The tech-focused Nasdaq, meanwhile, ended modestly higher on the session while the S&P 500 has clawed back all of its declines since the start of Monday trading to finish four points in the green.
That said, oil prices remain firmly elevated, with Brent crude contracts for May delivery, the global pricing benchmark, some 8% higher on the day and trading just south of the $80 mark.
The Cboe Group's VIX volatility gauge is trading above the 20 point mark, as well, a level generally seen as indicative of broader investor caution, while the S&P 500 remains only 0.5% higher for the year and within touching distance of key technical levels to the downside at around 6775 points.
"A break below that level would signal a breach of the lower bound of the multi--month consolidation range and increase the risk of a retest of the November lows at 6,522 points," said Adam Turnquist, chief technical strategist at LPL Financial.
But David Bahnsen, chief investment officer at The Bahnsen Group in Newport Beach, Calif., thinks the case for stocks outside of the tech and AI "hype" are also primed for a rally.
"Investors should not fret one day of market volatility, especially since stock valuations have been elevated for some time now," he said. "Over the long-term, geopolitical events don't affect markets, and we've been through decades of instances with heightened tensions in the Middle East, and stocks continue to grind higher."
There's definitely some history behind that view.
Ryan Detrick, chief market strategist at Carson Group, notes data showing the median S&P 500 gain three months after a major market shock, including everything from the attacks on Pearl Harbor in 1940 to last year's tariff-induced chaos, is 2.7%.
Over the next 12 months, it's 7.4%, with gains occurring 65% of the time.
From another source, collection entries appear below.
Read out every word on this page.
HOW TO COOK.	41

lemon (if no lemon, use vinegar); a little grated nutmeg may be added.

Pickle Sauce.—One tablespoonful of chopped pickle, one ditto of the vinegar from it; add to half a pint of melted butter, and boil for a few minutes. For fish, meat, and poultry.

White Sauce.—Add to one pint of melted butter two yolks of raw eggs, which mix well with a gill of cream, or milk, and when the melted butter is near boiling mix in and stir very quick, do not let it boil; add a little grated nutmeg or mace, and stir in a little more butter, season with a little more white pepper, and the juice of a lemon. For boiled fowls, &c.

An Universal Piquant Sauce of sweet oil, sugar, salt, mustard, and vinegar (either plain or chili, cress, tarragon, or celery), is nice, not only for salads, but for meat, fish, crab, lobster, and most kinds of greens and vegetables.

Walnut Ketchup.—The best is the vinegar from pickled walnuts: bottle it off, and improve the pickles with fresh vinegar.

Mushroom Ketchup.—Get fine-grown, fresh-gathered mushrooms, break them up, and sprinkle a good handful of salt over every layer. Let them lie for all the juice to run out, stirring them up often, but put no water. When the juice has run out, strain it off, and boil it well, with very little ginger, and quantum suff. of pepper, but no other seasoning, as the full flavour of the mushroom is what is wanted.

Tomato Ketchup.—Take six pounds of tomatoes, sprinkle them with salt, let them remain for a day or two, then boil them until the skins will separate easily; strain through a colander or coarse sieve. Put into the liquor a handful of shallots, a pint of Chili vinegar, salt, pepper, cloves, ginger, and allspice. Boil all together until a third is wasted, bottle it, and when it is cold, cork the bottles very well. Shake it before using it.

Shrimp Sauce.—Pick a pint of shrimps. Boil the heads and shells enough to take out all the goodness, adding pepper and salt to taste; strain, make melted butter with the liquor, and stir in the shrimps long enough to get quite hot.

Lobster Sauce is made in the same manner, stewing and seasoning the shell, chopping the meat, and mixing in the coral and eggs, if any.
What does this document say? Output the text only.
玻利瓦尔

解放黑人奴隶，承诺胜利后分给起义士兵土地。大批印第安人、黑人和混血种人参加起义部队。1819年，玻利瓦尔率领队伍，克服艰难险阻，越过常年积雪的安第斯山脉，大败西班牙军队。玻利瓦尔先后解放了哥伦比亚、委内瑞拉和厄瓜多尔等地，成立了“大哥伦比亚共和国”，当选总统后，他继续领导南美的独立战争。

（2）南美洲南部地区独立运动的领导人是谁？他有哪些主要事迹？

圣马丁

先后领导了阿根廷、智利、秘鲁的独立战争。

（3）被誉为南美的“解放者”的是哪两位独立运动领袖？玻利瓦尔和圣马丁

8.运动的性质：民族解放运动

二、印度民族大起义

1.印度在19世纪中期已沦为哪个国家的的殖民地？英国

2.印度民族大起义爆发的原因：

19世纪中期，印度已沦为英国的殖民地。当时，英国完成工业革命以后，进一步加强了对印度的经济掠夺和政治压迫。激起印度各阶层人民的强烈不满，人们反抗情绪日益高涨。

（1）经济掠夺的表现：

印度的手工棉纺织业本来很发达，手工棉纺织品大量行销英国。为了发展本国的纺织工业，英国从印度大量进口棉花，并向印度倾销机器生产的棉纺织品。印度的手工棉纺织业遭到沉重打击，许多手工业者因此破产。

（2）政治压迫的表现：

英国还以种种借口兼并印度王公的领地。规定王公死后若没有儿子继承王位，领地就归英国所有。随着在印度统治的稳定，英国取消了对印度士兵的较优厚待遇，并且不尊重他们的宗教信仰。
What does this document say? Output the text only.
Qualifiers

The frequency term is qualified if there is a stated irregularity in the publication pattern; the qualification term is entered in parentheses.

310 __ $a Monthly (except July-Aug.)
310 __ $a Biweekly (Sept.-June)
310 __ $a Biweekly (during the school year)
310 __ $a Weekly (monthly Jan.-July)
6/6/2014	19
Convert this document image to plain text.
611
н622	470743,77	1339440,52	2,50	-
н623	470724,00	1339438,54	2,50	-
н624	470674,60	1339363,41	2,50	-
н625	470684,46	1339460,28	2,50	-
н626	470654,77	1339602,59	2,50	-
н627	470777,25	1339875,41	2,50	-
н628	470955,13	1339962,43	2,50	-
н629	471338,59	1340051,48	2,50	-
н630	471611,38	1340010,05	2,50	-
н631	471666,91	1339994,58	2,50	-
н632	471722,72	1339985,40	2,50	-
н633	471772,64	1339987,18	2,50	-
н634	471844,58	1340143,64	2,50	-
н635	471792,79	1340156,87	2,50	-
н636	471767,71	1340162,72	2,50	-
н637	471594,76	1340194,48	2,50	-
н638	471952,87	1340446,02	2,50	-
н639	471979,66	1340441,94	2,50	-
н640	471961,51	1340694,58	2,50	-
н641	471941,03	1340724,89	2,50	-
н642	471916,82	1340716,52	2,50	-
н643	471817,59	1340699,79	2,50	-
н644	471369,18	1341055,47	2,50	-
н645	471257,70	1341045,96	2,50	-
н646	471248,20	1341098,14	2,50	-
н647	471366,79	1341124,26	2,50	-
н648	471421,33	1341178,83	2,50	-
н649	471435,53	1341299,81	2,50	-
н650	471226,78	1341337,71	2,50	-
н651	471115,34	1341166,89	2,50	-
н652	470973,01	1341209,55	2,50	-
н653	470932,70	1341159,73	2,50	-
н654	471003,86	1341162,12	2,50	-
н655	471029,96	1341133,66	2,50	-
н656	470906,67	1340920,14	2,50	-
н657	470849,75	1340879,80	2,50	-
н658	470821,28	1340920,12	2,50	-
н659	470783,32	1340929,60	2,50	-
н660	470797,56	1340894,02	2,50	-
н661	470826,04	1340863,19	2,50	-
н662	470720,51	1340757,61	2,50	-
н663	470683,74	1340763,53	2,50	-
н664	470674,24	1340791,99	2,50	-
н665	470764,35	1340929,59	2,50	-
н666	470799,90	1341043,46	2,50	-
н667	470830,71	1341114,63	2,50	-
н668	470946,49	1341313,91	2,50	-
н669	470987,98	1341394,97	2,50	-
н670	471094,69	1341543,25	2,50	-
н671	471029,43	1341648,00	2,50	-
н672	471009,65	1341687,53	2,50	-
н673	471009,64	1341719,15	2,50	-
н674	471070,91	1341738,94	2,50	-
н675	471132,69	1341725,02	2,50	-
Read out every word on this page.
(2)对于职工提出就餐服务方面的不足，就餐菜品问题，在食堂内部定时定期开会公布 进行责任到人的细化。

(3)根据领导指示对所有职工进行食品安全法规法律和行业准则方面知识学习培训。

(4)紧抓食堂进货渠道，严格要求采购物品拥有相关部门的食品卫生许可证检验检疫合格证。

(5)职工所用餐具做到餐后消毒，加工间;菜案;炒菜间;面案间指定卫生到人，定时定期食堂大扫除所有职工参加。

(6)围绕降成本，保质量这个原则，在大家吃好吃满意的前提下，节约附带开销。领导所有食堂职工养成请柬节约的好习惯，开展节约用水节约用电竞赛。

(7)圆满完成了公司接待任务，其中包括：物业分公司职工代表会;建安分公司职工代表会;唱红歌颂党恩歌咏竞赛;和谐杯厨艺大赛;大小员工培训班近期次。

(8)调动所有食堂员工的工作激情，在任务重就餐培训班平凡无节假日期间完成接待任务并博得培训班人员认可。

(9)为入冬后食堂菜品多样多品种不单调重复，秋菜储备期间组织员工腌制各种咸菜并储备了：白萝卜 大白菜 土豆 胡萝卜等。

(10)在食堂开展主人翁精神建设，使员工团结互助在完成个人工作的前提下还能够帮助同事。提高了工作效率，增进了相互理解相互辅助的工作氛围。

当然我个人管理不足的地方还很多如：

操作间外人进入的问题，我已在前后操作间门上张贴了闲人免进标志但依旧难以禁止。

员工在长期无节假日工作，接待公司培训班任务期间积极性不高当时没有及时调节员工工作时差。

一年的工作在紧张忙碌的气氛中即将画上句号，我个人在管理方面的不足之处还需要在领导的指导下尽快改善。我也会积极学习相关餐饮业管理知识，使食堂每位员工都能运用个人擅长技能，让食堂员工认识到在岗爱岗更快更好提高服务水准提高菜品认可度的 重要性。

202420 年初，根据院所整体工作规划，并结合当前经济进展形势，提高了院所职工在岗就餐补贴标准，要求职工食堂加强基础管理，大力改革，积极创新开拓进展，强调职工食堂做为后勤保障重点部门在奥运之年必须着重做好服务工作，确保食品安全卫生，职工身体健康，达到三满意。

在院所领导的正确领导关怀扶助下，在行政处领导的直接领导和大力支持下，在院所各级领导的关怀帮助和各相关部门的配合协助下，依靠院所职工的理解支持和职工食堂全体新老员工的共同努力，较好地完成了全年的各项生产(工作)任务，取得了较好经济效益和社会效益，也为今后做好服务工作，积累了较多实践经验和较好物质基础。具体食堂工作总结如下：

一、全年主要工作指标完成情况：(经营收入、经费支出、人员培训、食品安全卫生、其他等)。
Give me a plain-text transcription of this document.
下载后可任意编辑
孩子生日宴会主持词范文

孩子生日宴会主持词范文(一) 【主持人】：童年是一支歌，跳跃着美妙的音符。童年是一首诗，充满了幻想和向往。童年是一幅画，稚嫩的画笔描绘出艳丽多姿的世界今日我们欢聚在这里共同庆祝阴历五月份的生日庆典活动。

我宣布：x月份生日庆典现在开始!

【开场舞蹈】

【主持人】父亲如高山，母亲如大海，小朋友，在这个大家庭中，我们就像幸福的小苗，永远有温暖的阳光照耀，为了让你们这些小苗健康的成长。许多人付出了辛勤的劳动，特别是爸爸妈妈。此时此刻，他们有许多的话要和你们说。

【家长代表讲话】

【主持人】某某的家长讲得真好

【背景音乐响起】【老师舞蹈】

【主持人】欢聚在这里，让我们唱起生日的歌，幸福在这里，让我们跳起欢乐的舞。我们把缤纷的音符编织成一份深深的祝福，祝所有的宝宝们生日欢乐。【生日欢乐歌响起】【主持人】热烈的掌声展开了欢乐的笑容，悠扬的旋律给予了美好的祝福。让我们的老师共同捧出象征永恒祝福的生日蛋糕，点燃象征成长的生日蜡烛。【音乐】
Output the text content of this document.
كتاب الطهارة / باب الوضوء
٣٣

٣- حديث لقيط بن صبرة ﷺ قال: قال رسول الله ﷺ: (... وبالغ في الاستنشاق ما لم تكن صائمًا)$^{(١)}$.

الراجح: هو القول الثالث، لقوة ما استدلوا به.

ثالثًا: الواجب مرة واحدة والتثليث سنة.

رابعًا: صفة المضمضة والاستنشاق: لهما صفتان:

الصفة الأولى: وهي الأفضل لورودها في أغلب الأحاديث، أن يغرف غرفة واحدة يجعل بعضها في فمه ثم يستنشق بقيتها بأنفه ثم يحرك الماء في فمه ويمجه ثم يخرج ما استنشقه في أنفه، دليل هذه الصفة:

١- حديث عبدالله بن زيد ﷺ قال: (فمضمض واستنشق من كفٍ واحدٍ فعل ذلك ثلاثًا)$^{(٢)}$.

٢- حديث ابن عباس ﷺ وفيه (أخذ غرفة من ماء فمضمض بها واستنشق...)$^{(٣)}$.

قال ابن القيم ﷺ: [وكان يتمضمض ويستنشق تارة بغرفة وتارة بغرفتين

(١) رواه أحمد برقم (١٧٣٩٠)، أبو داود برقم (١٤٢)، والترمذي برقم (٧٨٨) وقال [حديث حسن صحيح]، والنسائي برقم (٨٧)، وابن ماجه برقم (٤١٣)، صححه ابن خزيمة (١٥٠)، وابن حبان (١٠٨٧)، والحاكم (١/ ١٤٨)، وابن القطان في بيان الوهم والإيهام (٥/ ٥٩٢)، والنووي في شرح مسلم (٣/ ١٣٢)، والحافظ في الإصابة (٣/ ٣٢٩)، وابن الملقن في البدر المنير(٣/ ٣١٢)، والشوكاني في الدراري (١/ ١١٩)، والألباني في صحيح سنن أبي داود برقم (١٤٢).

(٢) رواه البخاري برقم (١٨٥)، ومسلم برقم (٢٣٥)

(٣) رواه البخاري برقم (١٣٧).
"After John F. Kennedy was tragically assassinated [in1963], stocks gained 23% the next 12 months, thanks in part to a strong economy," he said. "A year after the war in Iraq started in 2003, stocks were up nearly 30%, as the economy recovered from the tech bubble. More recently, after Hamas attacked Israel on Oct. 7, 2023, global stocks soared for a year, led by the Israeli stock market."
"This is a situation we are watching closely, but the bottom line is that geopolitical issues rarely become major investment issues if the economy is on a solid footing," he added.